Second mistake: the AI feedback was way too wordy. After every single attempt, users got a paragraph explaining their timing ratios and improvement suggestions. Nobody wants that during practice. They want a green checkmark or a red X. Maybe one line: "Your dit was too long — think snappier."

I saved the detailed analysis for session summaries. The lesson: AI should be invisible while you're learning and visible when you're reviewing. If the student is thinking about the AI, you've already failed.
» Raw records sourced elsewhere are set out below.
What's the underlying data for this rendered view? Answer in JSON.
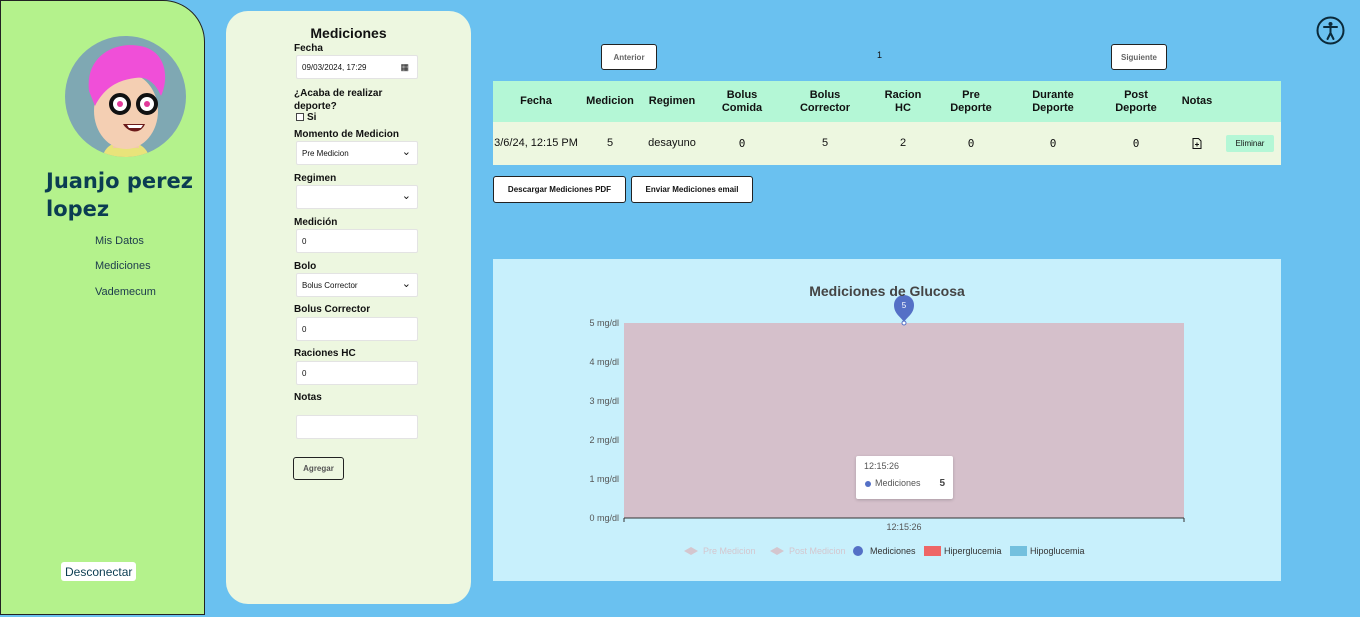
{
  "sidebar": {
    "user_name": "Juanjo perez lopez",
    "nav": [
      "Mis Datos",
      "Mediciones",
      "Vademecum"
    ],
    "logout_label": "Desconectar"
  },
  "form": {
    "title": "Mediciones",
    "fecha_label": "Fecha",
    "fecha_value": "09/03/2024, 17:29",
    "deporte_label": "¿Acaba de realizar deporte?",
    "si_label": "Si",
    "momento_label": "Momento de Medicion",
    "momento_value": "Pre Medicion",
    "regimen_label": "Regimen",
    "regimen_value": "",
    "medicion_label": "Medición",
    "medicion_value": "0",
    "bolo_label": "Bolo",
    "bolo_value": "Bolus Corrector",
    "bolus_corrector_label": "Bolus Corrector",
    "bolus_corrector_value": "0",
    "raciones_label": "Raciones HC",
    "raciones_value": "0",
    "notas_label": "Notas",
    "notas_value": "",
    "submit_label": "Agregar"
  },
  "pager": {
    "prev_label": "Anterior",
    "page": "1",
    "next_label": "Siguiente"
  },
  "table": {
    "headers": [
      "Fecha",
      "Medicion",
      "Regimen",
      "Bolus Comida",
      "Bolus Corrector",
      "Racion HC",
      "Pre Deporte",
      "Durante Deporte",
      "Post Deporte",
      "Notas"
    ],
    "rows": [
      {
        "fecha": "3/6/24, 12:15 PM",
        "medicion": "5",
        "regimen": "desayuno",
        "bolus_comida": "0",
        "bolus_corrector": "5",
        "racion_hc": "2",
        "pre_deporte": "0",
        "durante_deporte": "0",
        "post_deporte": "0",
        "notas_icon": "note-add-icon",
        "delete_label": "Eliminar"
      }
    ]
  },
  "actions": {
    "pdf_label": "Descargar Mediciones PDF",
    "email_label": "Enviar Mediciones email"
  },
  "chart_data": {
    "type": "line",
    "title": "Mediciones de Glucosa",
    "x": [
      "12:15:26"
    ],
    "y_ticks": [
      "0 mg/dl",
      "1 mg/dl",
      "2 mg/dl",
      "3 mg/dl",
      "4 mg/dl",
      "5 mg/dl"
    ],
    "ylim": [
      0,
      5
    ],
    "series": [
      {
        "name": "Pre Medicion",
        "values": [],
        "color": "#e2b3bf",
        "hidden": true
      },
      {
        "name": "Post Medicion",
        "values": [],
        "color": "#e2b3bf",
        "hidden": true
      },
      {
        "name": "Mediciones",
        "values": [
          5
        ],
        "color": "#5470c6"
      },
      {
        "name": "Hiperglucemia",
        "values": [],
        "color": "#ee6666"
      },
      {
        "name": "Hipoglucemia",
        "values": [],
        "color": "#73c0de"
      }
    ],
    "hyper_band_range": [
      0,
      5
    ],
    "band_color": "#d5c0cb",
    "marker_label": "5",
    "tooltip": {
      "time": "12:15:26",
      "series": "Mediciones",
      "value": "5"
    }
  }
}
Why This Matters Beyond Morse Code

The results speak for themselves. Users following the AI-adjusted training hit 90% accuracy on new characters 40% faster than users on a standard fixed schedule. Not because the AI invented a better teaching method. The teaching method was already brilliant. The AI just applies it more precisely — adjusting in real time, catching confusion patterns early, and never wasting time on skills you've already mastered.

This same approach works for any skill with a progression: music, language, trade skills, medical training. Capture what someone does. Grade it with a smart assistant. Adjust what comes next. Give specific, useful feedback. Repeat.

The biggest lesson from this project is one I apply to everything I build — whether it's this Morse code trainer, the product pipeline at my DTC fashion brand, or a competitive intelligence system for a client. The AI is never the product. The product is a person passing their exam, or a business hitting a revenue target. The AI is just the mechanism that gets them there faster.

Most companies get this backwards. They start with "we should use AI" and go hunting for places to put it. That's why most AI projects fail. I start with the human outcome and work backward to figure out where AI actually helps versus where it just adds complexity.

I've built this pattern across 15+ systems. The Morse code domain was new. The approach wasn't. That's the difference between someone who talks about AI and someone who ships it.